In other words, he’s recasting the Nativity as a modern-day political protest. Again.

But not everyone is buying the spin. C.J. Doyle, the executive director of the Catholic Action League of Massachusetts, received a distressed call from a parishioner horrified by the stunt. Doyle didn’t mince words. “I think it’s very offensive,” he said. “[Josoma] is politicizing Christmas, he’s exploiting and trivializing the Holy Family, and he’s using his Catholic parish as a platform to promote his left-winged ideology.”

And if you think this is a one-off, think again. Father Josoma has been running headline-grabbing Nativity “reinterpretations” for about a decade. Gun control displays, climate change warnings, immigration protests—you name it. In 2018, he even placed baby Jesus in a cage and walled off the Magi, a clear jab at the southern border crisis.

Doyle isn’t impressed. “This is a case of a dissident priest who has a long history of these kinds of ‘crackpot’ publicity stunts aimed at political activism,” he said. “This has nothing to do with the birth of our Savior and everything to do with ventilating [Josoma’s] own political projects.”

Josoma, for his part, sounds proud of the disruption, insisting the goal is to stir emotions. “It’s supposed to affect people deeply, it’s supposed to move people, it’s supposed to change people,” he told Fox News Digital. If people are upset, he added, “it’s maybe good to take a look at that.”

The priest claims the displays grow out of the parish’s work assisting refugees since 2017. Doyle agrees Josoma has long blurred politics and faith—but says the real problem lies higher up. “The archdiocese has tolerated this behavior in the past,” he argued. “They should tell him to stop, pure and simple.”

Doyle even cited a recent statement from the U.S. Conference of Catholic Bishops: “We pray for an end to dehumanizing rhetoric and violence, whether directed at immigrants or at law enforcement.” So is St. Susanna’s display dehumanizing to law enforcement? Doyle didn’t hesitate: “Of course it is.”
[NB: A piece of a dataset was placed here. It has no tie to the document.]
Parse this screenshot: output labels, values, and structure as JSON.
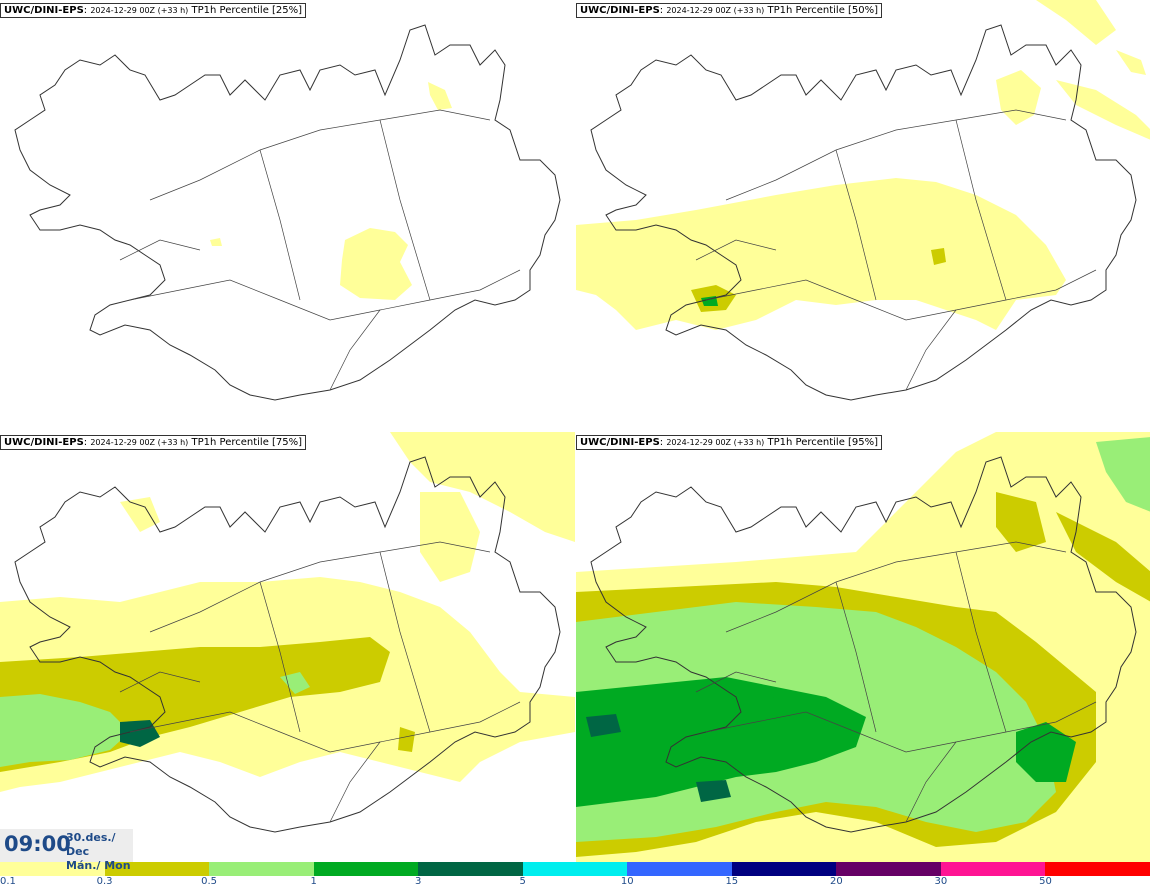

And this isn’t the only church turning Christmas into campaign season. In Illinois, another congregation showcased a manger with baby Jesus zip-tied and Mary and Joseph wearing gas masks. The church claimed the scene “reimagines the nativity as a scene of forced family separation.”

Jillian Westerfield of Lake Street Church of Evanston defended the provocative tableau, insisting the imagery speaks to the times. The church wrote on Facebook, “This installation is not subtle because the crisis it addresses is not abstract… The Holy Family were refugees… we hope to restore its radical edge, and to ask what it means to celebrate the birth of a refugee child while turning away those who follow in that child’s footsteps.”

Westerfield added, “We’re not coming out in favor or against any political party… No one is doing what we think needs to be done for the people of Illinois and for the American people.”

Back in Dedham, Father Josoma claims most feedback has been positive—aside from one angry passerby who allegedly called him a “murderer.” Still, he stands by the politics-meets-Christmas approach. “The church has a right to speak out,” he said. “And we should be talking about issues. We’re supposed to take care of people.”

The Archdiocese of Boston, repeatedly criticized for allowing Father Josoma’s theatrics, has so far stayed silent, not responding to Fox News Digital’s request for comment.